111.
El Pacífico

Cuando, deslizándonos junto a las islas Batán, emergimos finalmente sobre el gran Mar del Sur; de no haber sido por otras cuestiones, podría haber saludado a mi querido Pacífico con innumerados agradecimientos, pues en aquel momento había sido atendida la antigua súplica de mi juventud: ese sereno océano ondeaba a partir de mí hacia el este, un millar de leguas de azul.
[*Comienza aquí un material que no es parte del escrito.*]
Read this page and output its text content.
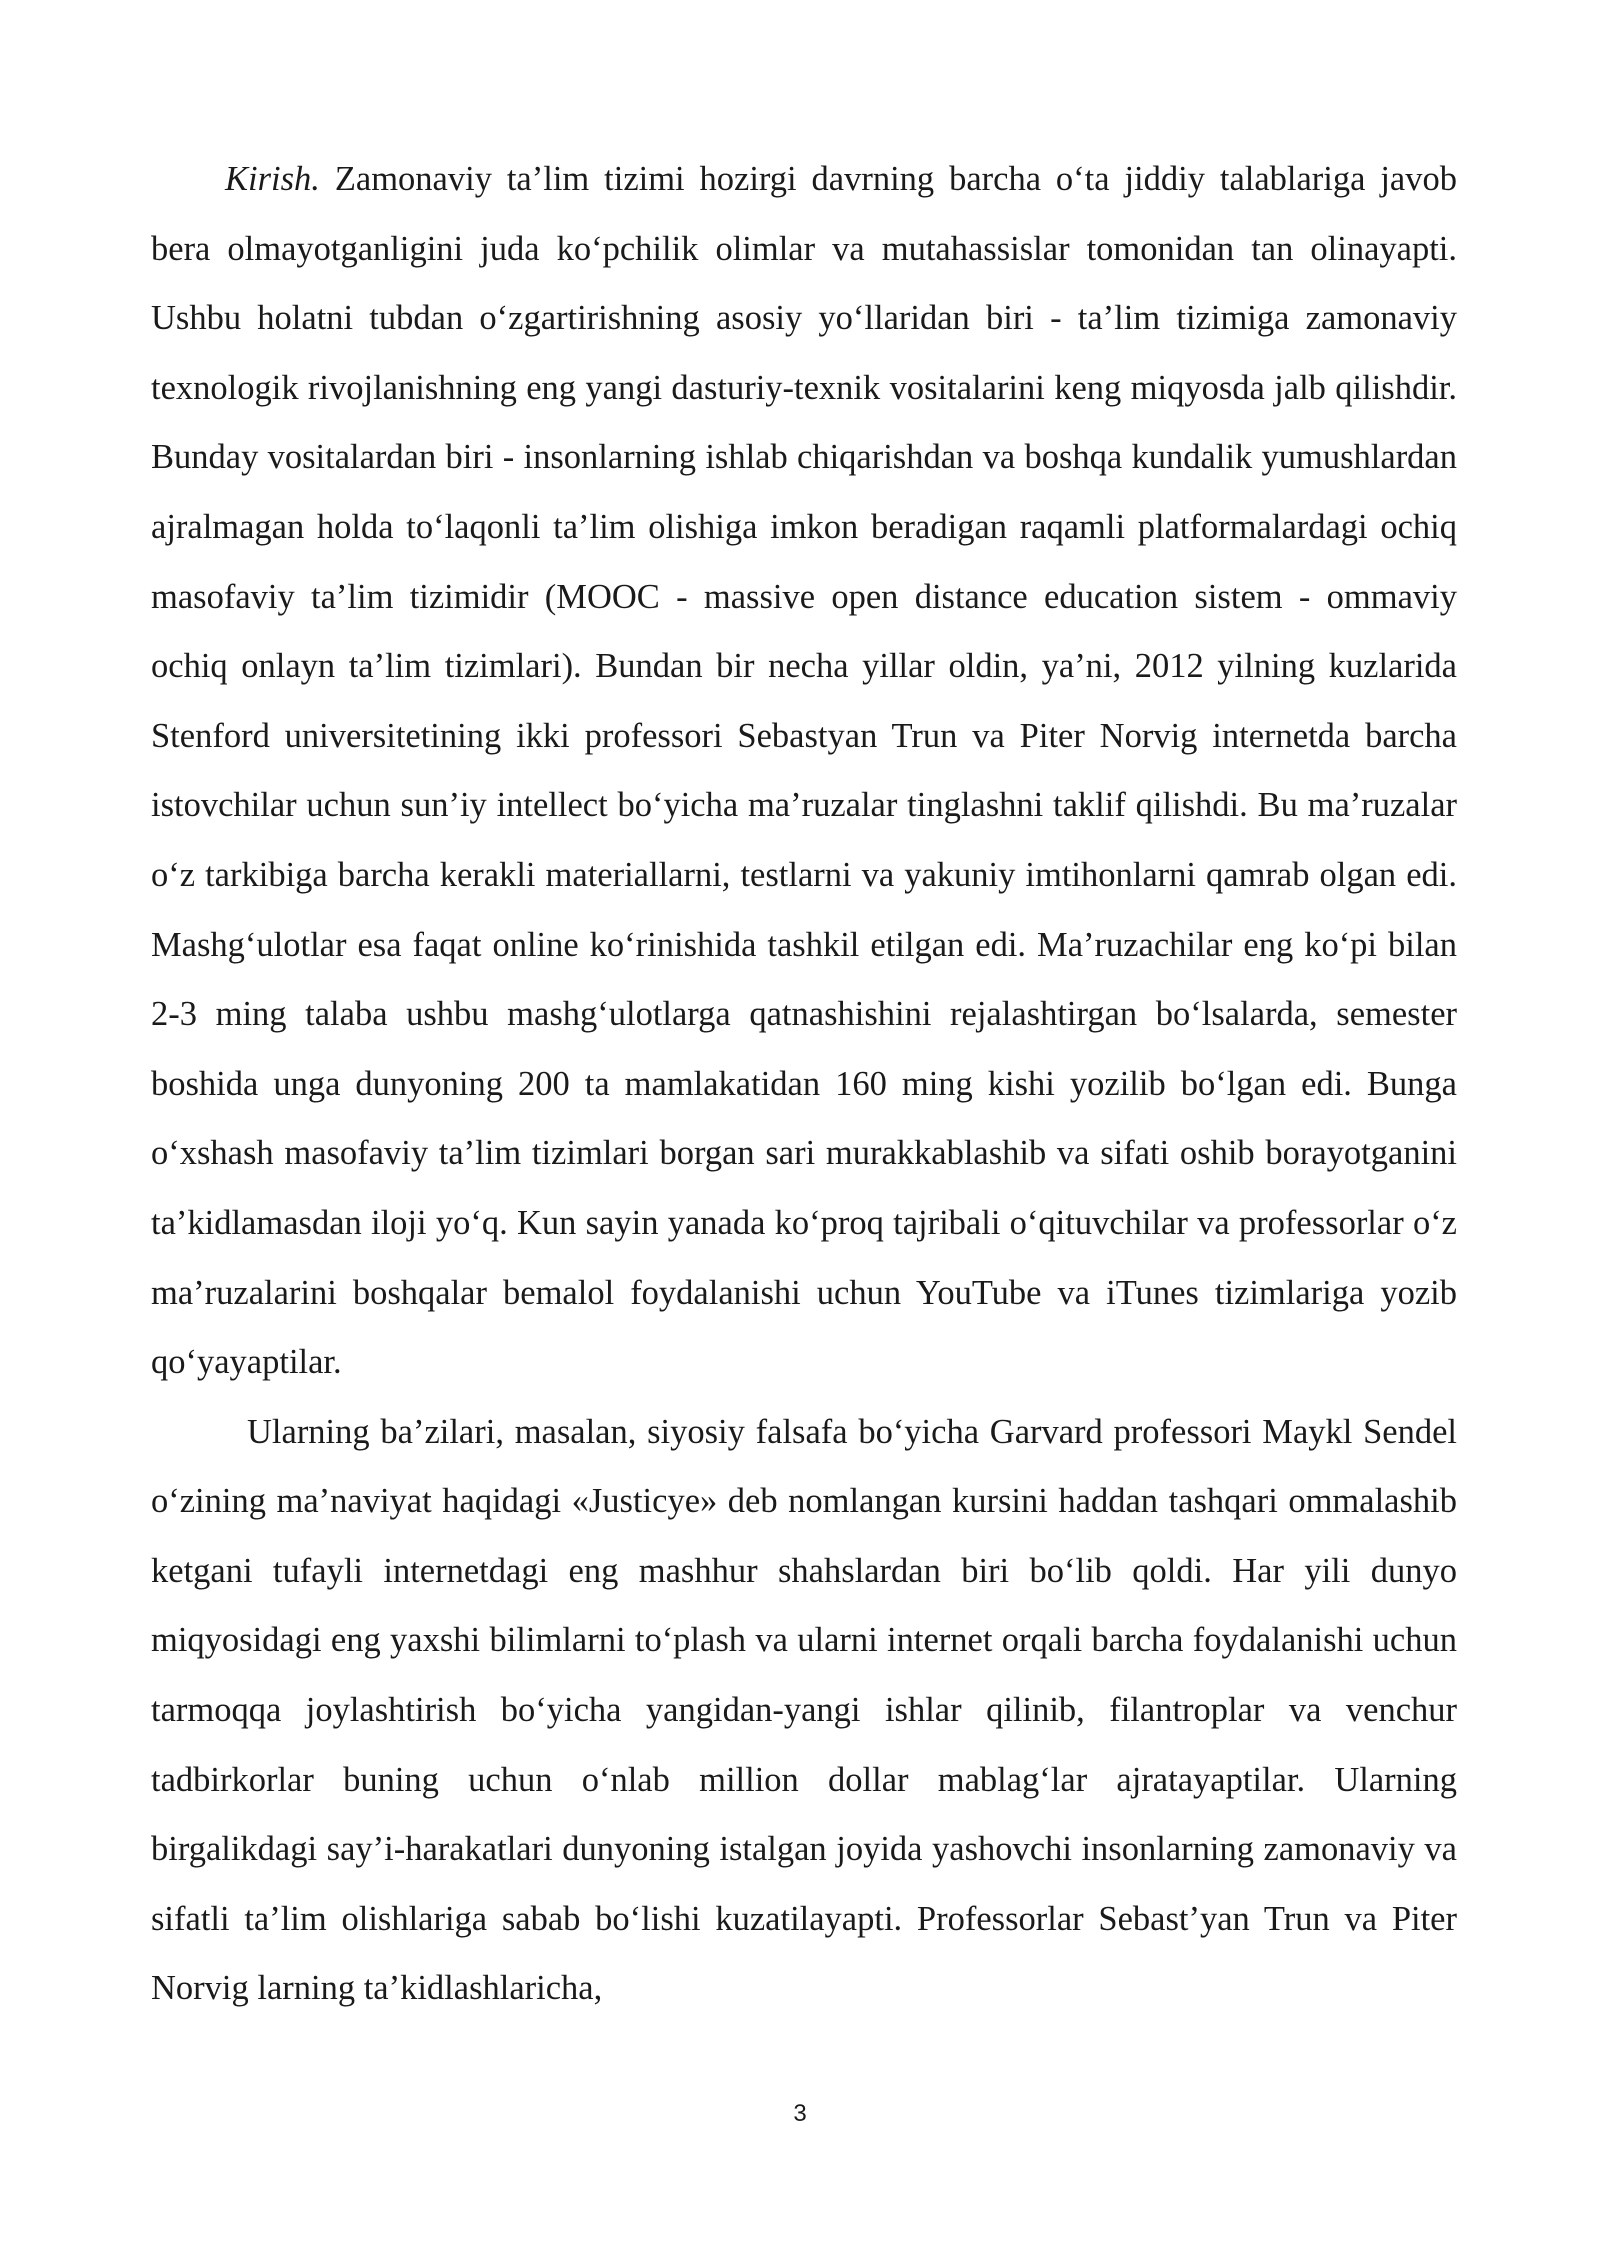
Kirish. Zamonaviy ta’lim tizimi hozirgi davrning barcha o‘ta jiddiy talablariga javob bera olmayotganligini juda ko‘pchilik olimlar va mutahassislar tomonidan tan olinayapti. Ushbu holatni tubdan o‘zgartirishning asosiy yo‘llaridan biri - ta’lim tizimiga zamonaviy texnologik rivojlanishning eng yangi dasturiy-texnik vositalarini keng miqyosda jalb qilishdir. Bunday vositalardan biri - insonlarning ishlab chiqarishdan va boshqa kundalik yumushlardan ajralmagan holda to‘laqonli ta’lim olishiga imkon beradigan raqamli platformalardagi ochiq masofaviy ta’lim tizimidir (MOOC - massive open distance education sistem - ommaviy ochiq onlayn ta’lim tizimlari). Bundan bir necha yillar oldin, ya’ni, 2012 yilning kuzlarida Stenford universitetining ikki professori Sebastyan Trun va Piter Norvig internetda barcha istovchilar uchun sun’iy intellect bo‘yicha ma’ruzalar tinglashni taklif qilishdi. Bu ma’ruzalar o‘z tarkibiga barcha kerakli materiallarni, testlarni va yakuniy imtihonlarni qamrab olgan edi. Mashg‘ulotlar esa faqat online ko‘rinishida tashkil etilgan edi. Ma’ruzachilar eng ko‘pi bilan 2-3 ming talaba ushbu mashg‘ulotlarga qatnashishini rejalashtirgan bo‘lsalarda, semester boshida unga dunyoning 200 ta mamlakatidan 160 ming kishi yozilib bo‘lgan edi. Bunga o‘xshash masofaviy ta’lim tizimlari borgan sari murakkablashib va sifati oshib borayotganini ta’kidlamasdan iloji yo‘q. Kun sayin yanada ko‘proq tajribali o‘qituvchilar va professorlar o‘z ma’ruzalarini boshqalar bemalol foydalanishi uchun YouTube va iTunes tizimlariga yozib qo‘yayaptilar.

Ularning ba’zilari, masalan, siyosiy falsafa bo‘yicha Garvard professori Maykl Sendel o‘zining ma’naviyat haqidagi «Justicye» deb nomlangan kursini haddan tashqari ommalashib ketgani tufayli internetdagi eng mashhur shahslardan biri bo‘lib qoldi. Har yili dunyo miqyosidagi eng yaxshi bilimlarni to‘plash va ularni internet orqali barcha foydalanishi uchun tarmoqqa joylashtirish bo‘yicha yangidan-yangi ishlar qilinib, filantroplar va venchur tadbirkorlar buning uchun o‘nlab million dollar mablag‘lar ajratayaptilar. Ularning birgalikdagi say’i-harakatlari dunyoning istalgan joyida yashovchi insonlarning zamonaviy va sifatli ta’lim olishlariga sabab bo‘lishi kuzatilayapti. Professorlar Sebast’yan Trun va Piter Norvig larning ta’kidlashlaricha,

3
Uno no sabe qué dulce misterio existe sobre este mar, cuyas gráciles terribles convulsiones parecen hablar de algún alma oculta debajo; como aquellas legendarias ondulaciones del limo de Éfeso sobre el san Juan Evangelista sepultado. Y propio es que sobre estos pastos del mar, acuosas praderas de amplio ondear y campos de alfareros[141] de los cuatro continentes, las olas deban alzarse y descender, la marea incesantemente crecer y menguar; pues aquí millones de sombras y penumbras, sueños ahogados, sonambulismos, ensueños; todo lo que llamamos vidas y almas, descansa soñando, soñando aún; dando vueltas como durmientes en sus camas; las olas siempre ondulantes no más así conformadas a causa de su inquietud.

Para cualquier mago trotamundos este sereno Pacífico, una vez visto, ha de ser por siempre el mar de su adopción. Hace ondear las aguas más centrales del mundo, siendo los océanos Índico y Atlántico sólo sus brazos. Las mismas olas bañan los malecones de las ciudades californianas recién construidas, fundadas apenas ayer por la más reciente de las estirpes de los hombres, y humedecen las marchitas, aunque aún fascinantes, faldas de las tierras asiáticas, más viejas que Abraham; mientras que en medio flotan vías lácteas de islas de coral, y archipiélagos rasos, interminables, desconocidos, y japones impenetrables. Así, este misterioso y divino Pacífico distribuye la mole entera del mundo; hace de todas las costas una bahía suya; parece el corazón palpitante de marea de la tierra. Alzado por esas eternas olas, necesariamente has de reconocer al dios seductor, inclinar la cabeza ante Pan.

Mas pocos pensamientos sobre Pan removían el cerebro de Ajab mientras, en pie como una estatua de hierro, en su acostumbrado lugar junto a la jarcia de mesana, olfateaba inadvertidamente con un orificio nasal la azucarada fragancia de las islas Batán (en cuyos plácidos bosques, dulces amantes debían estar paseando), y con el otro conscientemente inhalaba el aliento salino del mar recién encontrado; ese mar en el que la odiada ballena blanca debía ya por entonces estar nadando. Botado, por fin, en estas casi últimas aguas, y deslizándose hacia el caladero japonés, el propósito del viejo se intensificaba por sí mismo. Sus firmes labios se cerraban como los de un tornillo de banco; el delta de las venas de su frente se hinchaba con arroyos sobrecargados; en su profundo sueño, su resonante grito recorrió el abovedado casco:

—¡Ciar a tope!, ¡la ballena blanca chorrea sangre espesa!